As a stand-alone film, White is an entertaining enough tale – the ‘equality’ perhaps being Karol’s climb up the economic scale and his bringing down of his wife, who could scarcely be more unpleasant in the early part of the film – but it doesn’t seem all that exceptional. Outside this trilogy, it would probably be a better movie, unhampered by weight of expectation, but also might be more anonymous. As a comedy-drama, it works very well, but it has less visual flair and less sympathetic characters, making it the weakest link of the three.
If White is surprisingly ordinary, then Three Colours: Red is unquestionably the oddest film in the trilogy. Irene Jacob is Valentine, a part-time model in a long-distance relationship with a man in England who we only hear on the phone sniping at her with suspicions and petty jealous demands. When she hits a dog in her car, she takes it to the surprisingly indifferent owner, a retired judge (Jean-Louis Trintignant). Through a series of events, the pair strike up a strange, uncomfortable friendship, even though he is cantankerous and prone to listening in on his neighbours’ phone calls. It turns out that they have mutual connections within the supporting characters, some of which become increasingly odd and obsessive side stories. Valentine seems to be the trigger to pull the judge out of his lonely world of isolation and voyeurism, and he seems to have a near-mystical understanding of her. The judge dreams of her future, but we never hear the full details – just enough to intrigue.

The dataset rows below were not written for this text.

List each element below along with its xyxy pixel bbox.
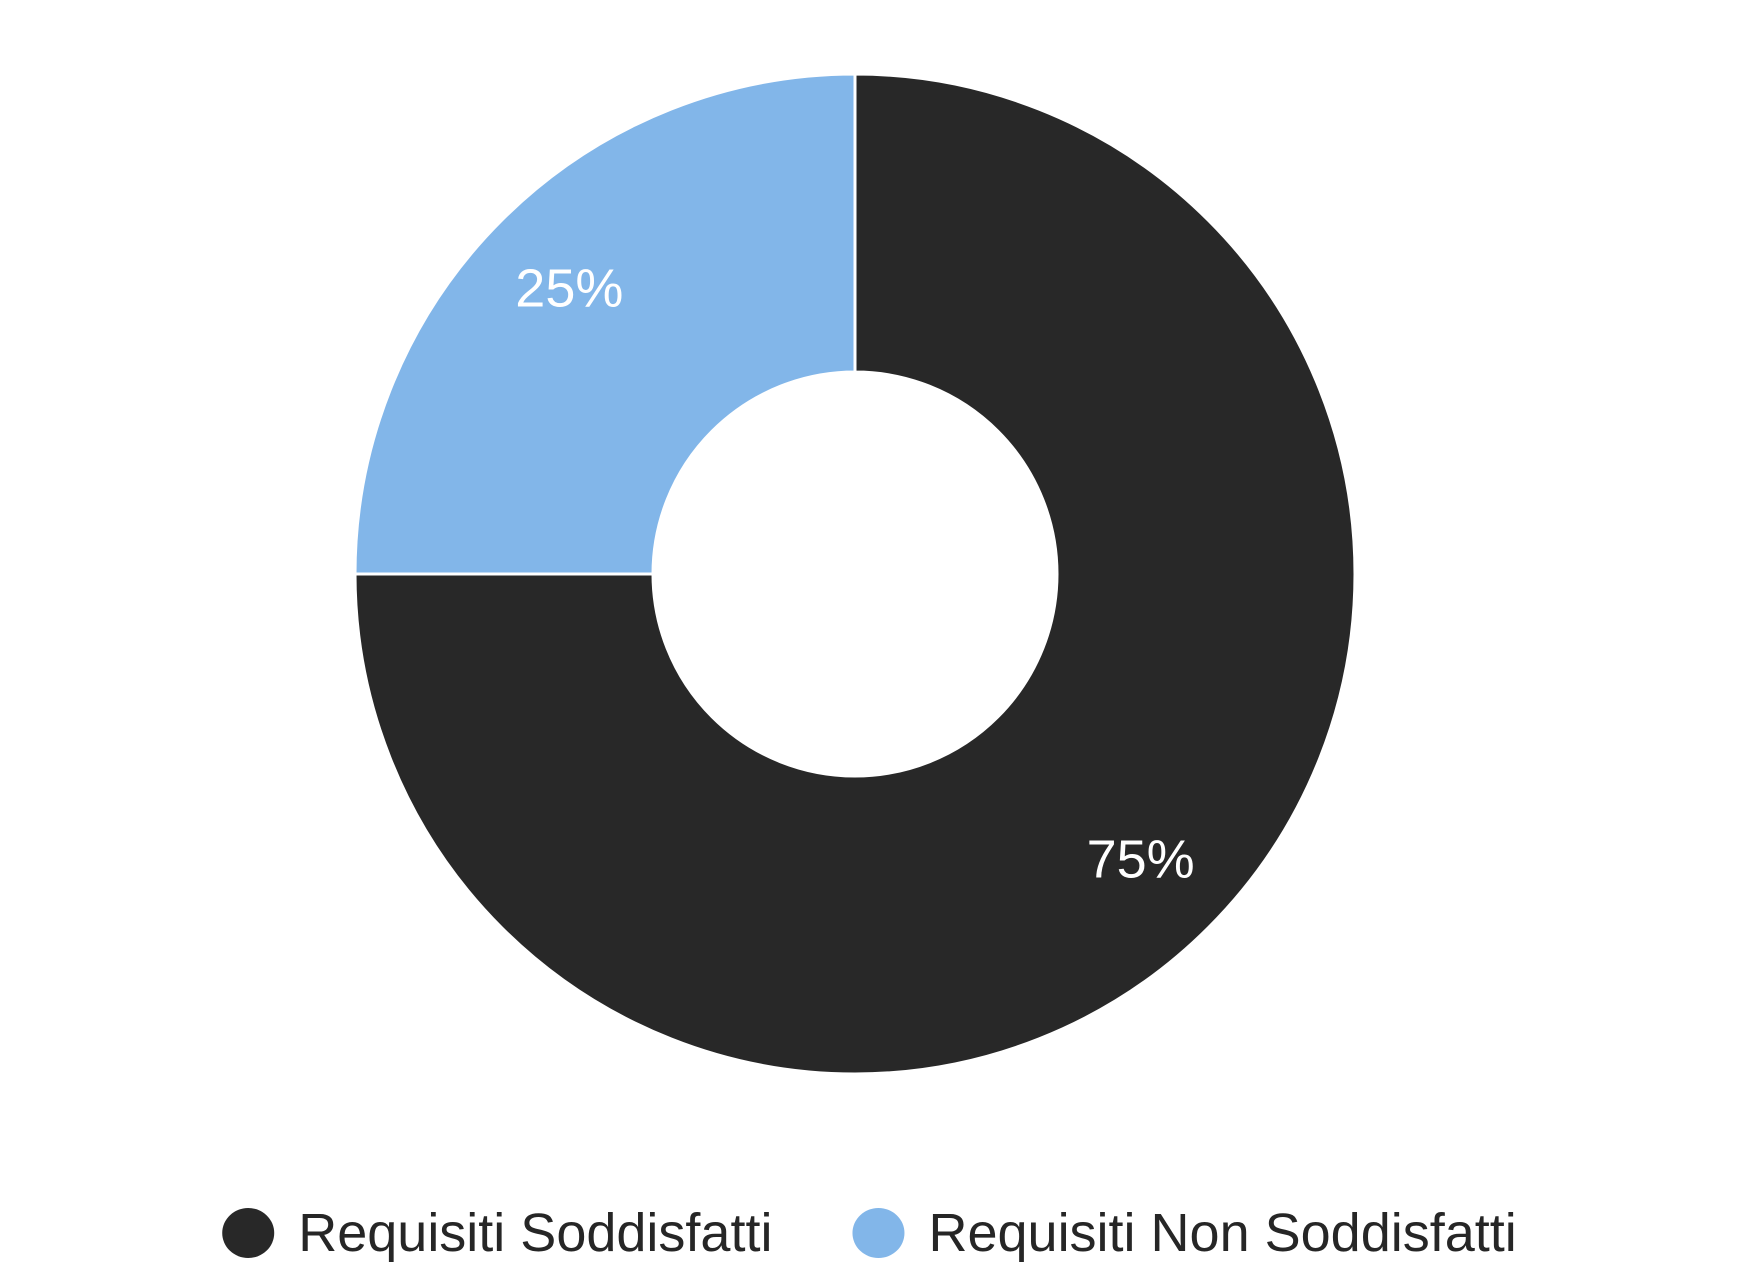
slice-label-requisiti-non-soddisfatti: 25%: [515, 258, 623, 318]
legend-label-requisiti-non-soddisfatti: Requisiti Non Soddisfatti: [928, 1203, 1516, 1263]
donut-slices: [353, 72, 1357, 1076]
slice-labels: 75% 25%: [515, 258, 1194, 889]
legend-marker-requisiti-non-soddisfatti: [852, 1208, 905, 1258]
legend-label-requisiti-soddisfatti: Requisiti Soddisfatti: [298, 1203, 772, 1263]
legend-marker-requisiti-soddisfatti: [222, 1208, 275, 1258]
slice-label-requisiti-soddisfatti: 75%: [1087, 830, 1195, 890]
legend-item-requisiti-soddisfatti[interactable]: Requisiti Soddisfatti: [222, 1203, 772, 1263]
slice-requisiti-soddisfatti[interactable]: [353, 72, 1357, 1076]
slice-requisiti-non-soddisfatti[interactable]: [353, 72, 857, 576]
legend: Requisiti Soddisfatti Requisiti Non Soddi…: [222, 1203, 1517, 1263]
legend-item-requisiti-non-soddisfatti[interactable]: Requisiti Non Soddisfatti: [852, 1203, 1517, 1263]
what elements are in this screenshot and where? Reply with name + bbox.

Red is the most ambiguous film of the series – you can read it several ways, including as a curious fantasy film if that pleases you. It has at its centre a couple of very long sequences of Jacob and Trintignant talking in his ramshackle home, scenes that rely on the strong performances and Kieslowski’s confident direction to be as compulsive and moving as they are. This is certainly the most emotive of the trilogy, and definitely the one to end on (the films don’t otherwise necessary need to be seen in production order) as the final shots bring all three films together.
Each of the three films interconnects slightly, in blink-and-you’ll-miss-it moments. The obvious (in all senses) connection is a repeated shot of people struggling to but bottles into bottle banks. In Blue, the struggle is done alone; in White, it’s a moment of difficulty shared with Karol; in Red, Valentine helps the woman struggling. Liberty, equality and fraternity, film by film.

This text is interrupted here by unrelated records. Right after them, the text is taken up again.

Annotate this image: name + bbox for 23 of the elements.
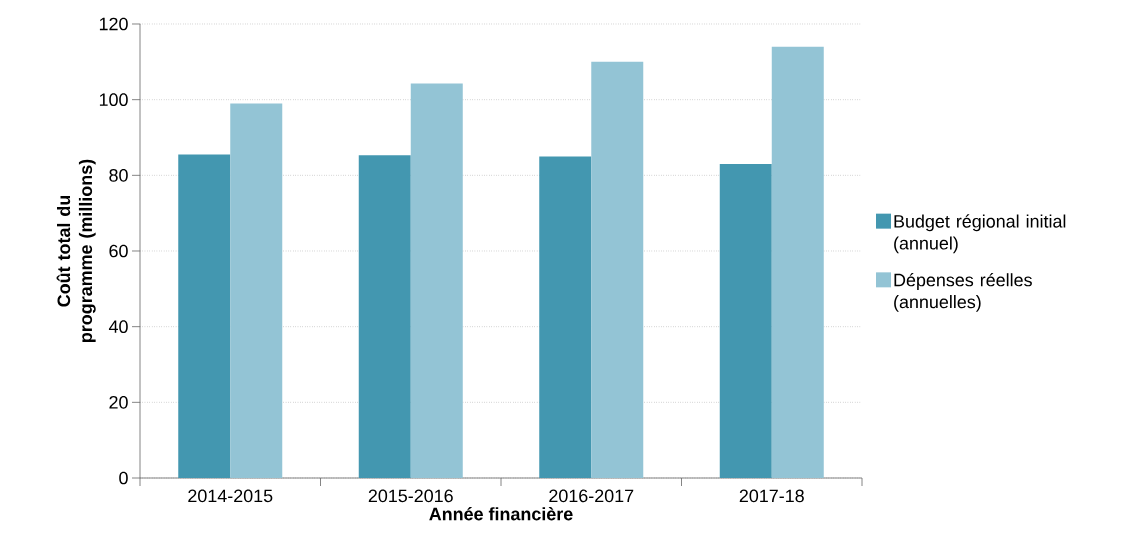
bar — [410, 83, 463, 478]
bar — [539, 156, 592, 478]
y-tick-label: 20 — [109, 395, 128, 409]
y-tick-label: 0 — [119, 471, 128, 485]
x-tick-label: 2017-18 — [739, 489, 804, 503]
legend-label: Budget régional initial (annuel) — [894, 214, 1066, 254]
y-tick-label: 60 — [109, 244, 128, 258]
x-axis-title: Année financière — [429, 507, 573, 521]
x-tick-label: 2016-2017 — [549, 489, 634, 503]
y-tick-label: 80 — [109, 168, 128, 182]
y-tick-label: 120 — [99, 17, 128, 31]
bar — [230, 103, 283, 478]
x-tick-label: 2014-2015 — [188, 489, 273, 503]
bar — [358, 155, 411, 478]
y-tick-label: 40 — [108, 320, 128, 334]
x-tick-label: 2015-2016 — [368, 489, 453, 503]
legend-label: Dépenses réelles (annuelles) — [894, 273, 1032, 312]
bar — [719, 163, 772, 478]
bar — [771, 46, 824, 478]
y-tick-label: 100 — [99, 93, 128, 107]
bar — [178, 154, 231, 478]
y-axis-title: Coût total du programme (millions) — [56, 159, 96, 342]
bar — [591, 61, 644, 478]
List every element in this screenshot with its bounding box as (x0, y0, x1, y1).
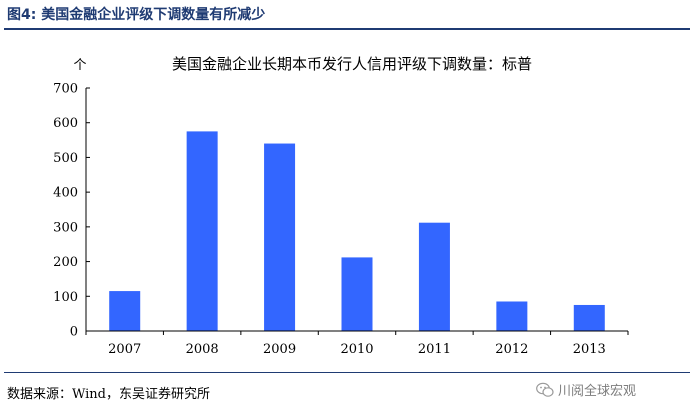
y-tick-label: 0 (70, 325, 78, 340)
y-tick-label: 300 (53, 220, 78, 235)
y-tick-label: 200 (53, 255, 78, 270)
x-tick-label: 2011 (418, 342, 451, 357)
y-tick-label: 100 (53, 290, 78, 305)
bar-2013 (573, 304, 605, 331)
bar-2007 (109, 291, 141, 331)
y-tick-label: 700 (53, 82, 78, 97)
bar-2008 (186, 131, 218, 331)
watermark-text: 川阅全球宏观 (558, 384, 637, 399)
bar-2009 (264, 143, 296, 331)
x-tick-label: 2010 (340, 342, 373, 357)
bar-2012 (496, 301, 528, 331)
x-tick-label: 2012 (495, 342, 528, 357)
x-axis: 2007 2008 2009 2010 2011 2012 2013 (85, 330, 629, 357)
figure-footer: 数据来源：Wind，东吴证券研究所 川阅全球宏观 (0, 372, 690, 409)
x-tick-label: 2007 (108, 342, 141, 357)
figure-label: 图4: (7, 7, 37, 23)
bar-chart: 美国金融企业长期本币发行人信用评级下调数量：标普 个 0 100 200 300 400… (53, 55, 629, 357)
figure-header: 图4: 美国金融企业评级下调数量有所减少 (0, 0, 690, 30)
y-tick-label: 600 (53, 116, 78, 131)
bar-2010 (341, 257, 373, 331)
figure-title: 图4: 美国金融企业评级下调数量有所减少 (7, 4, 265, 24)
x-tick-label: 2009 (263, 342, 296, 357)
bar-2011 (418, 222, 450, 331)
y-tick-label: 400 (53, 186, 78, 201)
y-tick-label: 500 (53, 151, 78, 166)
x-tick-label: 2013 (573, 342, 606, 357)
watermark: 川阅全球宏观 (536, 380, 636, 399)
bars-group (109, 131, 605, 331)
wechat-icon (536, 382, 554, 397)
header-rule (4, 28, 690, 30)
y-axis-unit-label: 个 (73, 58, 86, 73)
y-axis: 0 100 200 300 400 500 600 700 (53, 82, 90, 340)
source-note: 数据来源：Wind，东吴证券研究所 (7, 387, 210, 402)
x-tick-label: 2008 (186, 342, 219, 357)
footer-rule (4, 372, 690, 373)
chart-title: 美国金融企业长期本币发行人信用评级下调数量：标普 (172, 55, 532, 73)
figure-caption: 美国金融企业评级下调数量有所减少 (41, 7, 266, 23)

A couple of decades on, we can look at these films freed from the hype and the fashion statement aspects that saw the films so lauded initially. Seem with a critical eye, it’s clear that these were, in a sense, as self-consciously hip as any Tarantino movie – Kieslowski certainly knew exactly how to give his audience what would make them swoon. And Blue, in particular, can be seen as a triumph of style over substance (lots of the former, little of the latter). But the films also now seem more significant, freed from the weight of dinner party chatter interpretation. White is a very good film by itself, and Blue and Red are excellent stand-alone films. As a trilogy, they take on something else – and watching them back-to-back is a surprisingly painless experience. If your wallet only stretches to the one, I’d probably suggest Blue (Red is the better film, but perhaps less immediately engaging) – but ideally, you should be owning all three films.